The setting is the near future, six years after a global pandemic has killed two-thirds of the world’s population. During the years of the pandemic fear ruled; people were either confined in large-scale quarantine areas or roamed the land fighting for survival. Governments fell, technology failed, and faith in every institution and religion was lost.
And none of this really matters. Although Chen peppers his novel with references to this near-apocalypse—including a meandering tale of an event, the Greenwood Incident, which somehow reshaped the entire society—there is really nothing these characters face that couldn’t happen today.
The novel centers around three adults, all who have acted impulsively, building their lives on lies, and who now have regrets. Plus, a precocious seven-year-old girl, Sunny, who is more mature and adult than any of them.
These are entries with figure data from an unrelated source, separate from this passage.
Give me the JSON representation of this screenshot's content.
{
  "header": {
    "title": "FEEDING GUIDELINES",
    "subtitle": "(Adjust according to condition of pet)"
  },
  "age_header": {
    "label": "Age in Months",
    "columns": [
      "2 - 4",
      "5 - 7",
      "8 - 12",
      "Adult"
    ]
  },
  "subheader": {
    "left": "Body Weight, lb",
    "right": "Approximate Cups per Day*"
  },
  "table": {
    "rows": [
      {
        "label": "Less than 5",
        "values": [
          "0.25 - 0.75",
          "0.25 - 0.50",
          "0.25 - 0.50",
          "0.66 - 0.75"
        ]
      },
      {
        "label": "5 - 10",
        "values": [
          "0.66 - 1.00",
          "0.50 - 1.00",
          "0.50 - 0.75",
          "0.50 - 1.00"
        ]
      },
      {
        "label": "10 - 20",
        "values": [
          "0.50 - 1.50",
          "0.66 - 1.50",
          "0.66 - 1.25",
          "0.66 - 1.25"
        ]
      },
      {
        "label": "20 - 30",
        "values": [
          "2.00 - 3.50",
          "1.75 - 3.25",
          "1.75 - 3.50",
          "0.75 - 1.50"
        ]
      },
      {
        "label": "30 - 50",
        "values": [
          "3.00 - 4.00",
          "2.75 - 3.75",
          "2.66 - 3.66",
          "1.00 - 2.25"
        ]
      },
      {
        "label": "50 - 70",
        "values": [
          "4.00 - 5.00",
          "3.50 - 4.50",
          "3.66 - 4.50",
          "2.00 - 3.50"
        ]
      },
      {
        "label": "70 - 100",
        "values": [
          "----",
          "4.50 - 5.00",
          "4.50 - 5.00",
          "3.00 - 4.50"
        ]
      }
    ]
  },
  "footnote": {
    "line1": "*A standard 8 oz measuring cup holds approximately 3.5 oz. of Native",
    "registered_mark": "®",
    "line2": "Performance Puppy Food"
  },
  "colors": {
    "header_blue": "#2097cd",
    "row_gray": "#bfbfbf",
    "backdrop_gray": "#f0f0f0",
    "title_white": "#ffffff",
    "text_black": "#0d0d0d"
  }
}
Sunny’s father, Rob, is in trouble with the near-future’s equivalent of Child Welfare. For five years, he’s lied to Sunny, telling her that her mother is alive, but seriously ill in a hospital, when the reality is that her mother died during the quarantine. Sunny pushes herself to always be the best in the hopes that her mother will finally communicate with her (email and cell service have survived) and is worried that the reason her mother only talks to her father is that Sunny is somehow a bad girl. Rob is oblivious to the suffering his lies have caused his daughter, telling himself that the truth would be more painful to her and blaming his mistakes—as it seems every adult in this society does—on PASD or Post-Apocalyptic Survivor Disorder.
PASD is so ubiquitous that people attend daily support groups, not unlike AA, and teachers are always searching for signs of it in their students as evidence that parents are not providing adequate support to this precious new generation of survivors. In fact, the two forces forging this post-pandemic society seem to be avoiding the next pandemic and avoiding facing the fact that everyone left alive is naturally grieving—not suffering from a new disorder that the government can fix.
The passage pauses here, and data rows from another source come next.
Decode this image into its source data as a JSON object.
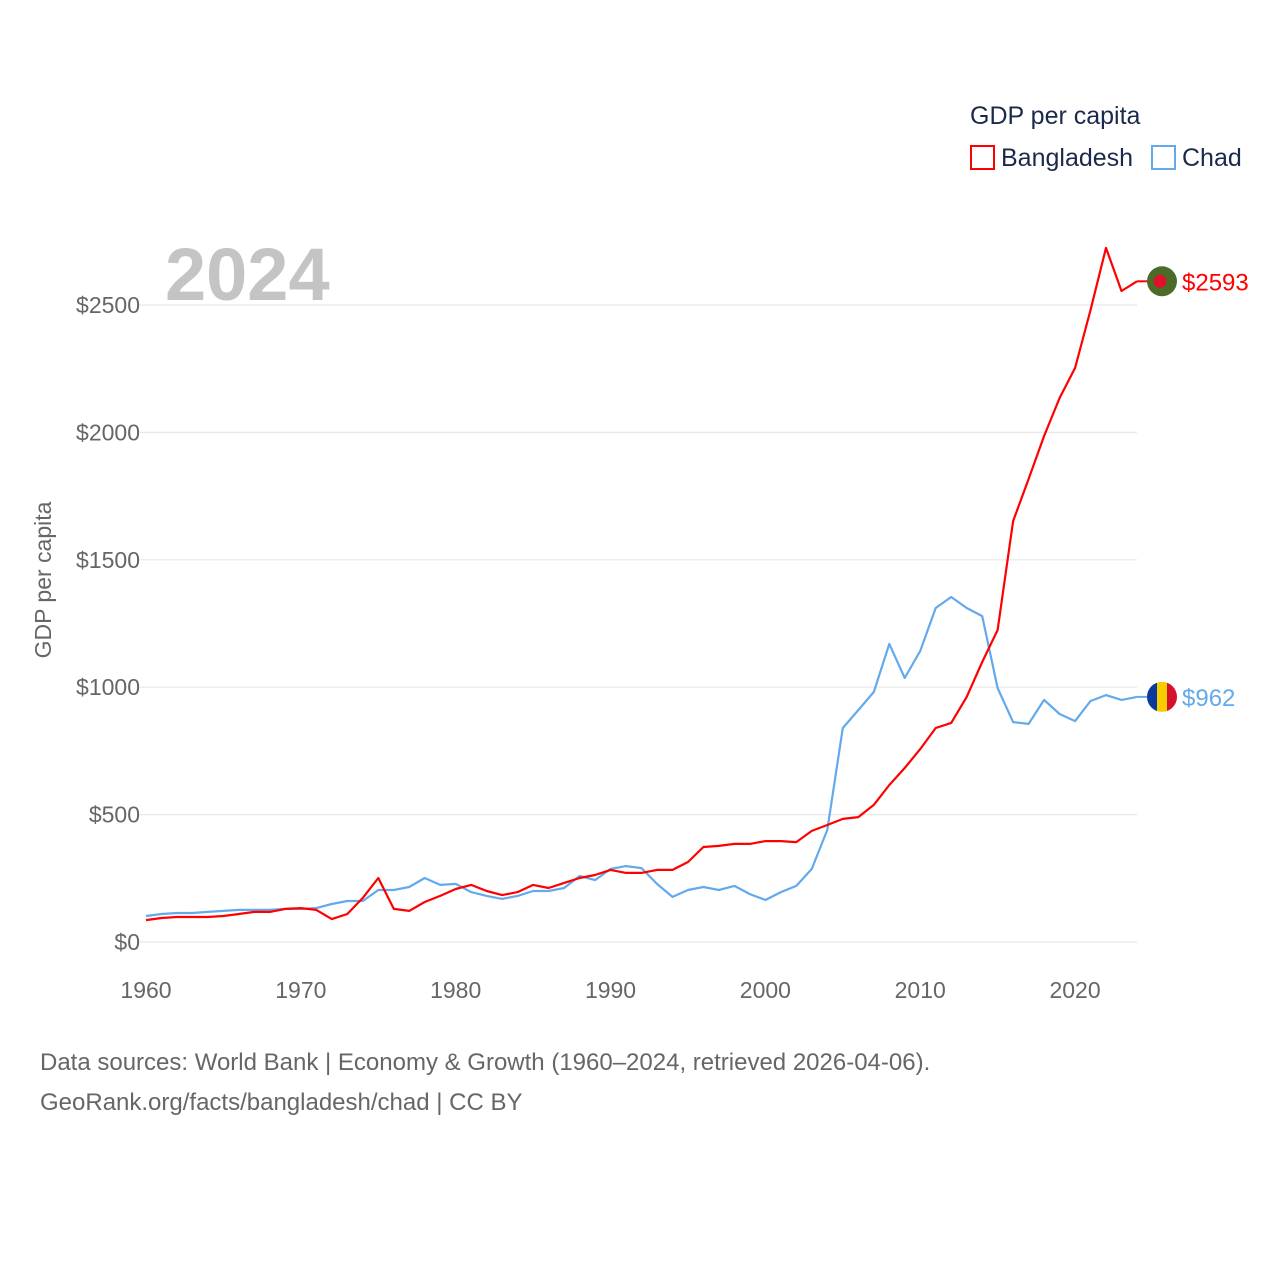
{
  "chart_data": {
    "type": "line",
    "title": "GDP per capita",
    "year_label": "2024",
    "xlabel": "",
    "ylabel": "GDP per capita",
    "xlim": [
      1960,
      2024
    ],
    "ylim": [
      0,
      2500
    ],
    "grid": true,
    "legend_placement": "top-right",
    "x_ticks": [
      1960,
      1970,
      1980,
      1990,
      2000,
      2010,
      2020
    ],
    "x_tick_labels": [
      "1960",
      "1970",
      "1980",
      "1990",
      "2000",
      "2010",
      "2020"
    ],
    "y_ticks": [
      0,
      500,
      1000,
      1500,
      2000,
      2500
    ],
    "y_tick_labels": [
      "$0",
      "$500",
      "$1000",
      "$1500",
      "$2000",
      "$2500"
    ],
    "x": [
      1960,
      1961,
      1962,
      1963,
      1964,
      1965,
      1966,
      1967,
      1968,
      1969,
      1970,
      1971,
      1972,
      1973,
      1974,
      1975,
      1976,
      1977,
      1978,
      1979,
      1980,
      1981,
      1982,
      1983,
      1984,
      1985,
      1986,
      1987,
      1988,
      1989,
      1990,
      1991,
      1992,
      1993,
      1994,
      1995,
      1996,
      1997,
      1998,
      1999,
      2000,
      2001,
      2002,
      2003,
      2004,
      2005,
      2006,
      2007,
      2008,
      2009,
      2010,
      2011,
      2012,
      2013,
      2014,
      2015,
      2016,
      2017,
      2018,
      2019,
      2020,
      2021,
      2022,
      2023,
      2024
    ],
    "series": [
      {
        "name": "Bangladesh",
        "color": "#ff0000",
        "end_label": "$2593",
        "flag": "bangladesh-flag",
        "values": [
          86,
          94,
          98,
          98,
          98,
          102,
          110,
          118,
          118,
          130,
          133,
          126,
          90,
          110,
          173,
          251,
          130,
          122,
          157,
          181,
          208,
          224,
          200,
          184,
          196,
          224,
          212,
          232,
          251,
          263,
          283,
          271,
          271,
          283,
          283,
          314,
          373,
          377,
          385,
          385,
          396,
          396,
          392,
          436,
          459,
          483,
          490,
          538,
          616,
          683,
          757,
          840,
          860,
          962,
          1099,
          1224,
          1652,
          1817,
          1986,
          2135,
          2253,
          2480,
          2724,
          2555,
          2593
        ]
      },
      {
        "name": "Chad",
        "color": "#63a9ec",
        "end_label": "$962",
        "flag": "chad-flag",
        "values": [
          102,
          110,
          114,
          114,
          118,
          122,
          126,
          126,
          126,
          130,
          130,
          133,
          149,
          161,
          161,
          204,
          204,
          216,
          251,
          224,
          228,
          196,
          181,
          169,
          181,
          200,
          200,
          212,
          259,
          243,
          287,
          298,
          290,
          228,
          177,
          204,
          216,
          204,
          220,
          188,
          165,
          196,
          220,
          287,
          440,
          840,
          910,
          981,
          1170,
          1036,
          1142,
          1311,
          1354,
          1311,
          1279,
          997,
          863,
          856,
          950,
          895,
          867,
          946,
          969,
          950,
          962
        ]
      }
    ]
  },
  "footer": {
    "line1": "Data sources: World Bank | Economy & Growth (1960–2024, retrieved 2026-04-06).",
    "line2": "GeoRank.org/facts/bangladesh/chad | CC BY"
  }
}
When Sunny acts out in school, revealing her father’s deception to her teacher, he’s forced to prove that he is able to provide her a psychologically sound home. He does this by taking the easy way out and lying again—while still hiding the truth about her mother’s death. He enlists the help of an extrovert event planner who in turn pairs Rob with one of her clients in the hopes of fooling the powers-that-be that into thinking he has a stable relationship.
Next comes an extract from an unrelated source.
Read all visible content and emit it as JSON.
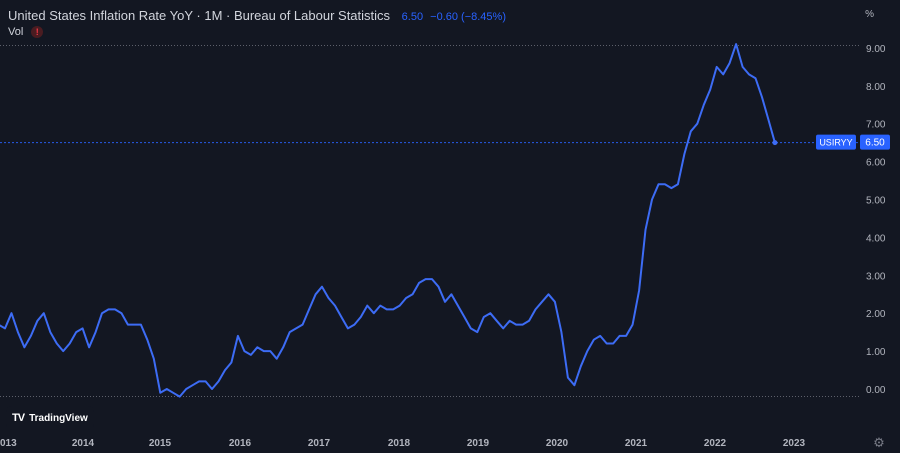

Both women have secrets of their own, also stemming from the pandemic years, but none are serious enough to provide much suspense—in fact, at several points in the novel a simple, honest conversation from any of the adults would have solved most of their problems and avoided pain. Despite their borderline narcissism, the characters are engaging—mainly because vivacious Sunny loves them, so the reader cares about them as well.
Perhaps the most frustrating part of A Beginning at the End are the snippets of future academic reports, news stories, and repeated accounts of the mysterious Greenwood Incident. They are dry and unilluminating, adding nothing to the family drama of the main plot and seem thrown in only to somehow give this novel credibility as science fiction. In fact, the Greenwood Incident turns out to be so undramatic and irrelevant that it distracts from Rob and Sunny’s story because the reader keeps turning pages to find out the truth behind the Incident, only to be disappointed by its banality.
A Beginning at the End is a heartfelt family drama, but readers expecting the next Station Eleven might be disappointed by its lack of world-building.